Efeito da temperatura nos ninhos de quelônios é analisado

Amazonas

Estudos geram informações para estratégias de conservação, atualmente focadas em proteger as áreas de reprodução
por Portal Brasil publicado: 19/01/2015 14h14 última modificação: 19/01/2015 17h41
Divulgação/Instituto Mamirauá e Governo de Goiás Instituto Mamirauá realiza pesquisa com foco em ecologia e biologia reprodutiva da iaçá

Instituto Mamirauá realiza pesquisa com foco em ecologia e biologia reprodutiva da iaçá

Assim como acontece com outros tipos de répteis, a temperatura de incubação em ninhos de quelônios influencia algumas características dos filhotes e o sucesso da eclosão dos ovos. Para analisar detalhes sobre essa relação é que o Instituto Mamirauá realiza pesquisa com foco em ecologia e biologia reprodutiva de iaçás (Podocnemis sextuberculata).

Desde 2009 são coletados dados, na Reserva Mamirauá, no Amazonas, como a relação entre fêmeas e filhotes, a seleção do local de nidificação pelas fêmeas, a influência do local escolhido no sucesso de eclosão e características dos filhotes (medição e pesagem).

"Também queremos investigar se a iaçá desova mais de uma vez em uma mesma temporada. Isso já foi comprovado para outras espécies de quelônios, principalmente tartarugas marinhas. Mas ainda não há registro para iaçá", afirma a pesquisadora Cássia Camillo, colaboradora do Programa de Pesquisas em Conservação e Manejo de Quelônios do Instituto Mamirauá e professora da Universidade do Estado do Amazonas.

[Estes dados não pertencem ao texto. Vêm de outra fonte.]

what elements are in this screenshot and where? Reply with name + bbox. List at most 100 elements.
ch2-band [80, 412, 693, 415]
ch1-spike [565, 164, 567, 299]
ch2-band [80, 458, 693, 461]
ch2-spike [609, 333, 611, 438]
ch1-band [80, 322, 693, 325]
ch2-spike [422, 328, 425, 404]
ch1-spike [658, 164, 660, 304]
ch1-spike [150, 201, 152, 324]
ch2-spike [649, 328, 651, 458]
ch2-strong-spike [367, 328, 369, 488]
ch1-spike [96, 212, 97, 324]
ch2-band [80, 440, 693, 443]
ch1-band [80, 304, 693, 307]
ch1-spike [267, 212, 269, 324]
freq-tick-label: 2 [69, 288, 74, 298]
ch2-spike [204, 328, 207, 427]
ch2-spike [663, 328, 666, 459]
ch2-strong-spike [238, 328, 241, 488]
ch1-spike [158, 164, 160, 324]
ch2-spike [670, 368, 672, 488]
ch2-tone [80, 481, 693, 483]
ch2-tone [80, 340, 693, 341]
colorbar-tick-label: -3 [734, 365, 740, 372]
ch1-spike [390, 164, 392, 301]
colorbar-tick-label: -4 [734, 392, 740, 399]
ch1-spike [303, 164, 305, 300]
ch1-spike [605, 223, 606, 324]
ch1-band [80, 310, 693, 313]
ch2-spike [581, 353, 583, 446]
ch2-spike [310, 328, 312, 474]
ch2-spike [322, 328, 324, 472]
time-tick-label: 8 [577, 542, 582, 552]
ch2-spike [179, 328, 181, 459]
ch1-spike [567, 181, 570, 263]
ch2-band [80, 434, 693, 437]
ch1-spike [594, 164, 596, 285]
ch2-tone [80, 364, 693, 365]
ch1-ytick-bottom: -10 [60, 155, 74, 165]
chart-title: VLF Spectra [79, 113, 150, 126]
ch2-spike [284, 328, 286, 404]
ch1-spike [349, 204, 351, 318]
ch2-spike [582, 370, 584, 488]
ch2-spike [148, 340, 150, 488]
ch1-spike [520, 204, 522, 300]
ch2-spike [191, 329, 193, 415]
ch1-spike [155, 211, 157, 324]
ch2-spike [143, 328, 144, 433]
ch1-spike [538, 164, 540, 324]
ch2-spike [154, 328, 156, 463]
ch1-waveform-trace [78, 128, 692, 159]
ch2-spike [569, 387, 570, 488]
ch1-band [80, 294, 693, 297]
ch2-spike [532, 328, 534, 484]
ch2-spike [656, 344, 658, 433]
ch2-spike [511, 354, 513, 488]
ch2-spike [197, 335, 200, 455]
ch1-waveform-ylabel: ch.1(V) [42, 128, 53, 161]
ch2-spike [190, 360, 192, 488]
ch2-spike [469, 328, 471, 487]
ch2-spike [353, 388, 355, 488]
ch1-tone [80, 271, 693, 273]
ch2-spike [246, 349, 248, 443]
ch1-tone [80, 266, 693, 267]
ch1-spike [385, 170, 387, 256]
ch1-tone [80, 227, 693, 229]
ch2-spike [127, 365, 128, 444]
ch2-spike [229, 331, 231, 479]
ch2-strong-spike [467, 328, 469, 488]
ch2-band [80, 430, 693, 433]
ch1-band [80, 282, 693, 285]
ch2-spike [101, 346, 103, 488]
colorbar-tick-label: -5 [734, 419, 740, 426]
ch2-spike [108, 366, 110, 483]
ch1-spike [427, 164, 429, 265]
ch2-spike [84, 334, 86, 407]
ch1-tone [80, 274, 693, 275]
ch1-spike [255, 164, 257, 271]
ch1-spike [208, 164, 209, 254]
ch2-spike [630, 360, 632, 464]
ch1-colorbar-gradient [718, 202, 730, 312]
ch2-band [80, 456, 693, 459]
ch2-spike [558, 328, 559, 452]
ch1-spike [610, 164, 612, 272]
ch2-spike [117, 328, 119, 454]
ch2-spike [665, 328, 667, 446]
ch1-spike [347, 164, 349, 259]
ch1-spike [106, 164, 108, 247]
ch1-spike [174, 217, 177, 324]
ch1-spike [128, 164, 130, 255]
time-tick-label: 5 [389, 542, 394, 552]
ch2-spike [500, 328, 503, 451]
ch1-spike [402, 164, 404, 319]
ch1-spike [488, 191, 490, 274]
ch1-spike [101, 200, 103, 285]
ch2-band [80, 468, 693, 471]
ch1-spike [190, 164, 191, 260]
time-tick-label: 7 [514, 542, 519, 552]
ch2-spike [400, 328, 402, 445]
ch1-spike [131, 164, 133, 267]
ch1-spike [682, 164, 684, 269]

O objetivo desses estudos é gerar informações que possam direcionar as estratégias de conservação, atualmente muito focadas em proteger as áreas de reprodução. "Essas informações podem indicar praias que deveriam ser priorizadas para proteção. No entanto, sabemos que só isso não é o suficiente. É preciso proteger áreas de alimentação e o percurso entre essas áreas e as de nidificação", reforça.

A pesquisadora explica que também é estudada a relação entre a temperatura de incubação e o sexo dos filhotes.

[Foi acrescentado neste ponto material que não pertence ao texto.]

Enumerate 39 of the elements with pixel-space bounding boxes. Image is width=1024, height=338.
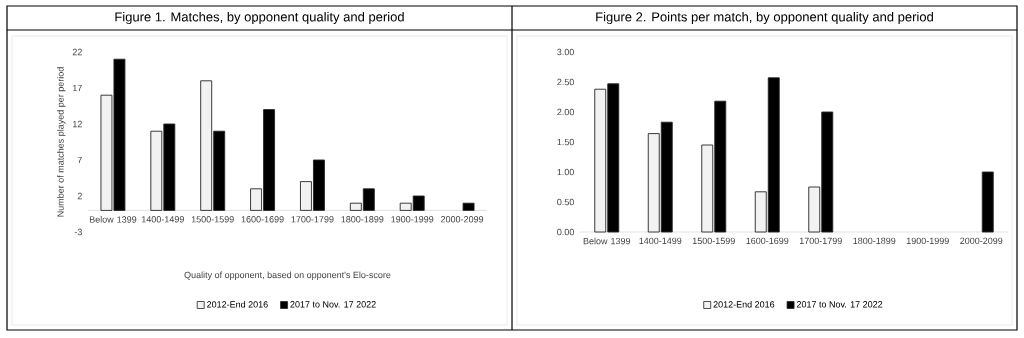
x-tick-label: 1900-1999: [391, 216, 434, 223]
y-tick-label: 2.50: [557, 78, 574, 86]
legend-label: 2017 to Nov. 17 2022: [290, 301, 376, 308]
bar: [462, 202, 475, 211]
legend-label: 2017 to Nov. 17 2022: [796, 301, 883, 308]
x-tick-label: Below 1399: [583, 237, 631, 245]
x-tick-label: 1600-1699: [746, 237, 789, 245]
legend-label: 2012-End 2016: [207, 301, 268, 308]
x-tick-label: Below 1399: [89, 216, 137, 223]
x-tick-label: 1900-1999: [906, 237, 949, 245]
x-tick-label: 1700-1799: [291, 216, 334, 223]
y-tick-label: 1.50: [557, 138, 574, 146]
x-tick-label: 1700-1799: [799, 237, 842, 245]
x-tick-label: 2000-2099: [960, 237, 1003, 245]
chart-title: Figure 1. Matches, by opponent quality and period: [115, 11, 404, 25]
y-tick-label: 7: [77, 156, 82, 164]
x-tick-label: 1400-1499: [639, 237, 682, 245]
y-tick-label: 2: [77, 192, 82, 200]
legend-label: 2012-End 2016: [713, 301, 775, 308]
y-tick-label: 3.00: [557, 48, 574, 56]
x-tick-label: 1500-1599: [692, 237, 735, 245]
y-tick-label: 0.00: [557, 228, 574, 236]
x-tick-label: 2000-2099: [441, 216, 484, 223]
x-tick-label: 1800-1899: [341, 216, 384, 223]
y-tick-label: 1.00: [557, 168, 574, 176]
y-tick-label: 0.50: [557, 198, 574, 206]
bar: [981, 171, 994, 233]
x-tick-label: 1400-1499: [141, 216, 184, 223]
x-tick-label: 1800-1899: [853, 237, 896, 245]
chart-title: Figure 2. Points per match, by opponent quality and period: [596, 11, 933, 25]
y-tick-label: 17: [73, 84, 82, 92]
y-tick-label: 22: [72, 48, 82, 56]
x-tick-label: 1500-1599: [191, 216, 234, 223]
y-tick-label: 12: [73, 120, 82, 128]
y-tick-label: -3: [74, 228, 82, 236]
x-axis-title: Quality of opponent, based on opponent's Elo-score: [184, 271, 391, 280]
y-tick-label: 2.00: [557, 108, 574, 116]
y-axis-title: Number of matches played per period: [57, 67, 66, 217]
x-tick-label: 1600-1699: [241, 216, 284, 223]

Nessa fase, ainda não há, para a espécie em questão, uma estratégia validada para a confirmação do sexo, além da análise de gônadas post-mortem.

"Vamos testar dois métodos para identificação do sexo dos filhotes: a dosagem hormonal e a morfologia do casco", conta Cássia. "Para outras espécies, como a tartaruga-da-amazônia [Podocnemis expansa], já foi verificado que alguns detalhes das características do casco dos filhotes podem indicar o sexo. Assim, queremos estabelecer também para a iaçá um padrão de identificação para machos e fêmeas viável também em campo."

Pesquisa

O estudo foi realizado com 100 ovos da espécie coletados em praias do rio Solimões, localizadas no setor Horizonte da Reserva de Desenvolvimento Sustentável Mamirauá, no município de Uarini-AM.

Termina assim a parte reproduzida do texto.